In January 2024, Wolfe Herd stepped down as CEO, and that February, the company laid off hundreds of staffers (about 30% of the company) ahead of a relaunch of the app. Wolfe Herd returned to Bumble as CEO this March.
The company reported a 7.7% decline in total revenue for the first quarter, decreasing from $267 million in the first quarter of 2024 to $247 million in the same period in 2025. Bumble app revenue also dropped 6.5%.
But Wolfe Herd said she has a plan to get Bumble back on track.
In addition to pulling back performance marketing spend, she said the company would double down on removing “bad intention members that have degraded match quality and member trust,” while also building out more technology like a “personalized matching algorithm” using AI.
Bumble’s not the only dating app company looking for new lanes. As dating app giants face headwinds, a slew of new startups have emerged.

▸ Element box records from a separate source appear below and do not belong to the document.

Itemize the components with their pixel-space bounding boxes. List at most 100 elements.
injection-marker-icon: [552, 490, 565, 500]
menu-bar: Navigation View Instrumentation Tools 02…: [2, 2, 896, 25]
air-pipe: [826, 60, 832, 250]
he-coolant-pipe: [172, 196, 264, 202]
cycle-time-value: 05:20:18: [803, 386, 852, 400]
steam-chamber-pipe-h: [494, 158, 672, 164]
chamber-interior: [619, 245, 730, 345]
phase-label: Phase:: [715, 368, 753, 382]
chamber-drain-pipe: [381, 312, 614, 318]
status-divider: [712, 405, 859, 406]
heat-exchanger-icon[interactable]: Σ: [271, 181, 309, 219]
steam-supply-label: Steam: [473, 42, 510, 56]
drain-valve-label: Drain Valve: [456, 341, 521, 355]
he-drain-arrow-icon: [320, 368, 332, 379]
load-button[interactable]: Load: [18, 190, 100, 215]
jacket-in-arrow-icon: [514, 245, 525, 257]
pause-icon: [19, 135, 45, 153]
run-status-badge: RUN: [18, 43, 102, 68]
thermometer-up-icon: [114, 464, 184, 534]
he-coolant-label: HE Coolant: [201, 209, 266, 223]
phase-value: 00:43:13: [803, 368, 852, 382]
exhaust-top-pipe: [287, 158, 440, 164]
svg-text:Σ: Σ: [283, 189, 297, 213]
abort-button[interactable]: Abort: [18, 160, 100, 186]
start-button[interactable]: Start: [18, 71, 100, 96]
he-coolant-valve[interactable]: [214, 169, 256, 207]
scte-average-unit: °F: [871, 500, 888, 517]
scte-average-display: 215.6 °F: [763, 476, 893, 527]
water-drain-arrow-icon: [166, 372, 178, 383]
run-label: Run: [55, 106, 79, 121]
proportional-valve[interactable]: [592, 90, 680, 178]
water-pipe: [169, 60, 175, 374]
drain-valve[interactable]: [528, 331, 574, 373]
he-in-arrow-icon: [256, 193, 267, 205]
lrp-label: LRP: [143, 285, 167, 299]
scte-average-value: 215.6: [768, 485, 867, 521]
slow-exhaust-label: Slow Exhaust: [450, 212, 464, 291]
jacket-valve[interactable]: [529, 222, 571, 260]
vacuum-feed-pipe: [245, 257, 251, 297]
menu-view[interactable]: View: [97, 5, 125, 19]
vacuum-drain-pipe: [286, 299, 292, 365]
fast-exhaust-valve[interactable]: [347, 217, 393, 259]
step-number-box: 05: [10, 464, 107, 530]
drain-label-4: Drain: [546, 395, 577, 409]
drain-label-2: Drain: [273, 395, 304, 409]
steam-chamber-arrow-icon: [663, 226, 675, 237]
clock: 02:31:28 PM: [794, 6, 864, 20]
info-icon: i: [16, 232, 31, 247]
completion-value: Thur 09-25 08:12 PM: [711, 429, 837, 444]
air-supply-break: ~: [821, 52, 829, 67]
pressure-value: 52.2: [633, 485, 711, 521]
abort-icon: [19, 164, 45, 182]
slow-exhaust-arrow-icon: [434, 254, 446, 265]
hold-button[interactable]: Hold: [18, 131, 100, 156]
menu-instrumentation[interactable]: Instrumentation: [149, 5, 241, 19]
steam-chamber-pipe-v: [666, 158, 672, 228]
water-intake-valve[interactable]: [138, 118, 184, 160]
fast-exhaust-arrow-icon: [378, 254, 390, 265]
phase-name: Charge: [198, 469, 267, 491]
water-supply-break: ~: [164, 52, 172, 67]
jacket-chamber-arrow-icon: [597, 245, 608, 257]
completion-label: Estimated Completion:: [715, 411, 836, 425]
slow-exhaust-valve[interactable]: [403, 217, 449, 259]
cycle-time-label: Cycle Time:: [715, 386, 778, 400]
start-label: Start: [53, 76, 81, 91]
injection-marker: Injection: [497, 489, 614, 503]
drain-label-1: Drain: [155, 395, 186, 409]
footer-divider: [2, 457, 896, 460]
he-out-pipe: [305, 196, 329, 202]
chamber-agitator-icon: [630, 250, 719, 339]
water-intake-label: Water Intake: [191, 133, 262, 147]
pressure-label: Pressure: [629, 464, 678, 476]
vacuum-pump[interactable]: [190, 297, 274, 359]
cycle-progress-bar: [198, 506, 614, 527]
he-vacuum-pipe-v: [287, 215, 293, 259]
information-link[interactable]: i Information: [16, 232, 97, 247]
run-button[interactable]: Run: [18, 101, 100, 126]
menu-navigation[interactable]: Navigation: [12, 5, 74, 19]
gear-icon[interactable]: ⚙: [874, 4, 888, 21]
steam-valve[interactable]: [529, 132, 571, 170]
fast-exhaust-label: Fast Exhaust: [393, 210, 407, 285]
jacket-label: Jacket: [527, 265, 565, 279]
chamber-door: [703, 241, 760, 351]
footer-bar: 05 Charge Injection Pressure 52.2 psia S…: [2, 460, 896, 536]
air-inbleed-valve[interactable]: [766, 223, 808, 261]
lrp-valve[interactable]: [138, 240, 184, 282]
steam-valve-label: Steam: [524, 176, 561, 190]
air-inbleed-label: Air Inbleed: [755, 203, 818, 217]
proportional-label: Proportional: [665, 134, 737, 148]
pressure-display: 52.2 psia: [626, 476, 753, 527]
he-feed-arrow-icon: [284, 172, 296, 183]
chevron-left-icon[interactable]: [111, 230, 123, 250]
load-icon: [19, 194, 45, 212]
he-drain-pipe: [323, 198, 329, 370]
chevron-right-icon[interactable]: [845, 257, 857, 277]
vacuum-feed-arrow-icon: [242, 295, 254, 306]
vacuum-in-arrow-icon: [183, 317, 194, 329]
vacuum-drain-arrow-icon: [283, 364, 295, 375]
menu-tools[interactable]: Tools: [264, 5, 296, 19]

Some have attracted the attention of both users and investors, particularly with new AI-powered features like matchmaking.
Meanwhile, Bumble’s primary competition, Match Group — which owns Tinder and Hinge — announced Thursday that it’s planning to lay off 13% of its staff, and also reported a 3% year-over-year revenue decline in the first quarter. The company said this was driven by a 5% decline in paying users.
Match’s new CEO, Spencer Rascoff, also discussed the challenges dating apps are facing.
“The category challenges have been due primarily to a lack of innovation and our failure to recognize and respond to changes in the younger demographic, especially Gen Z and what they want,” he said.